Un précipité de cinéma littéralement foudroyant, unique et jusqu'au-boutiste : voilà ce qu'est L'Ange de Patrick et Michèle Bokanowski, monument filmique expérimental piochant ses formes dans les canons picturaux, sculpturaux, photographiques et architecturaux. Éminemment plastique ce premier long métrage - d'une maîtrise technique proche de la perfection - est un geste chevronné de l'Art pour l'Art ; Patrick Bokanowski semble construire son objet-somme avec tout l'apanage du caligarisme : distorsion des décors, manies et obsessions des figures représentées, brouillage des repères et gauchissements géométriques, ombres démesurées et dimension atemporelle des différents embryons narratifs ici développés...
En termes de peinture L'Ange est un film de rêve, logé quelque part entre les perspectives expressionnistes d'un Munch et les mouvements fragmentés d'un Degas.
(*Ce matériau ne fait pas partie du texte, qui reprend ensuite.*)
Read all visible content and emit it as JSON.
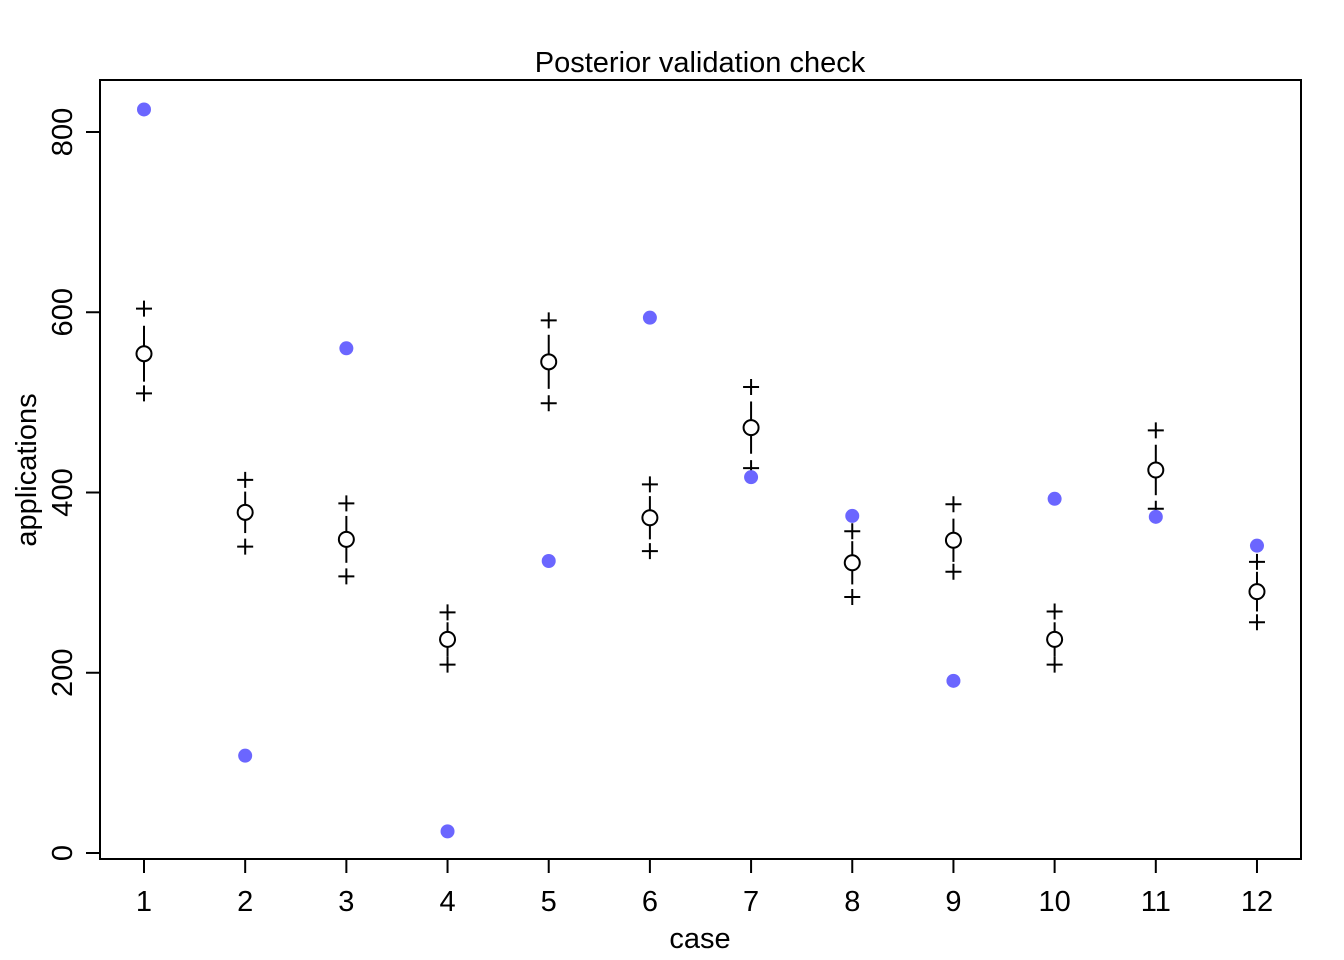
{
  "chart_data": {
    "type": "scatter",
    "title": "Posterior validation check",
    "xlabel": "case",
    "ylabel": "applications",
    "x": [
      1,
      2,
      3,
      4,
      5,
      6,
      7,
      8,
      9,
      10,
      11,
      12
    ],
    "xticks": [
      "1",
      "2",
      "3",
      "4",
      "5",
      "6",
      "7",
      "8",
      "9",
      "10",
      "11",
      "12"
    ],
    "yticks": [
      "0",
      "200",
      "400",
      "600",
      "800"
    ],
    "ytick_values": [
      0,
      200,
      400,
      600,
      800
    ],
    "xlim": [
      0.57,
      12.43
    ],
    "ylim": [
      -7,
      857
    ],
    "grid": false,
    "observed_color": "#6b66ff",
    "series": [
      {
        "name": "observed",
        "marker": "filled-circle",
        "values": [
          825,
          108,
          560,
          24,
          324,
          594,
          417,
          374,
          191,
          393,
          373,
          341
        ]
      },
      {
        "name": "posterior mean",
        "marker": "open-circle",
        "values": [
          554,
          378,
          348,
          237,
          545,
          372,
          472,
          322,
          347,
          237,
          425,
          290
        ]
      },
      {
        "name": "interval lower",
        "values": [
          523,
          355,
          322,
          218,
          515,
          348,
          443,
          298,
          323,
          218,
          397,
          268
        ]
      },
      {
        "name": "interval upper",
        "values": [
          585,
          401,
          374,
          256,
          575,
          396,
          501,
          346,
          371,
          256,
          453,
          312
        ]
      },
      {
        "name": "prediction lower",
        "marker": "plus",
        "values": [
          510,
          340,
          307,
          209,
          499,
          335,
          427,
          284,
          312,
          209,
          382,
          256
        ]
      },
      {
        "name": "prediction upper",
        "marker": "plus",
        "values": [
          604,
          414,
          388,
          267,
          591,
          409,
          517,
          357,
          387,
          268,
          469,
          323
        ]
      }
    ]
  }
}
Tout, seconde après seconde, photogramme après photogramme, éblouit le spectateur de ses stries, percées et autres agressions visuelles ; à la manière d'une estocade le film de Patrick et Michèle Bokanowski appose un punctum, une singularité de tous les instants pour tout un chacun... Les nids de guêpes, envolées grinçantes et autres cacophonies des cordes plaintives de Michèle dénotent avec la splendeur et la texture des images de Patrick, densifiant davantage un film à la matière quasiment intarissable.
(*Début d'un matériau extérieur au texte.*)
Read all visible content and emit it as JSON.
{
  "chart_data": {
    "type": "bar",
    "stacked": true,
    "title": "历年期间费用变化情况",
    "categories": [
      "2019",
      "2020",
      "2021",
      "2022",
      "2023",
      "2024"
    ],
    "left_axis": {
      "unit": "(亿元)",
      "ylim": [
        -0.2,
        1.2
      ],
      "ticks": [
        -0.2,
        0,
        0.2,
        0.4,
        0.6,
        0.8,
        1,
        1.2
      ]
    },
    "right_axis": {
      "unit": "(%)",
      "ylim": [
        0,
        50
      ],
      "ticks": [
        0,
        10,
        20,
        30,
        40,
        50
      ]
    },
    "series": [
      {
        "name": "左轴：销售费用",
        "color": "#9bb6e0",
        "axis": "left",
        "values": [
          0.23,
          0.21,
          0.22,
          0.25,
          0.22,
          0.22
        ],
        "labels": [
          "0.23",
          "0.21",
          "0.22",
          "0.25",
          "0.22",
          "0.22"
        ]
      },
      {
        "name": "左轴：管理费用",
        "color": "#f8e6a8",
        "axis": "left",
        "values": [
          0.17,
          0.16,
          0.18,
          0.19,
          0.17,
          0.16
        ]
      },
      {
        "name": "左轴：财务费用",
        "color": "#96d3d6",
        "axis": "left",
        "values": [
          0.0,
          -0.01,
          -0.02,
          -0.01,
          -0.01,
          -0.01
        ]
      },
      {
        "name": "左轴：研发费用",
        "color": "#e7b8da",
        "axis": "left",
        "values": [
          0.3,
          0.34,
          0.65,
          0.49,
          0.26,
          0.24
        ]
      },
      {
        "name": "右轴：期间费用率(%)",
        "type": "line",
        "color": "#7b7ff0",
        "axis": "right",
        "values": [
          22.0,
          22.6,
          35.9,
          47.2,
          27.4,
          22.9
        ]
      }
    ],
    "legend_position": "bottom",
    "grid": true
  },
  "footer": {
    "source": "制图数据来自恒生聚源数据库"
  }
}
Le montage joue principalement sur deux modes narratifs : l'attraction et la répétition... en résulte un tourbillon à la musicalité intermittente, maelström mêlé de poudres, de saillies et d'étrangeté kafkaïenne. Une Oeuvre totalement libre et insituable, se nourrissant d'une mythologie séculaire tout en y insufflant ses propres figures. Un chef d'oeuvre sidéral, contemporain des premières créations de David Lynch et du cinéma des frères Quay, arme scopique résolument séduisante et insolente. Un incontournable.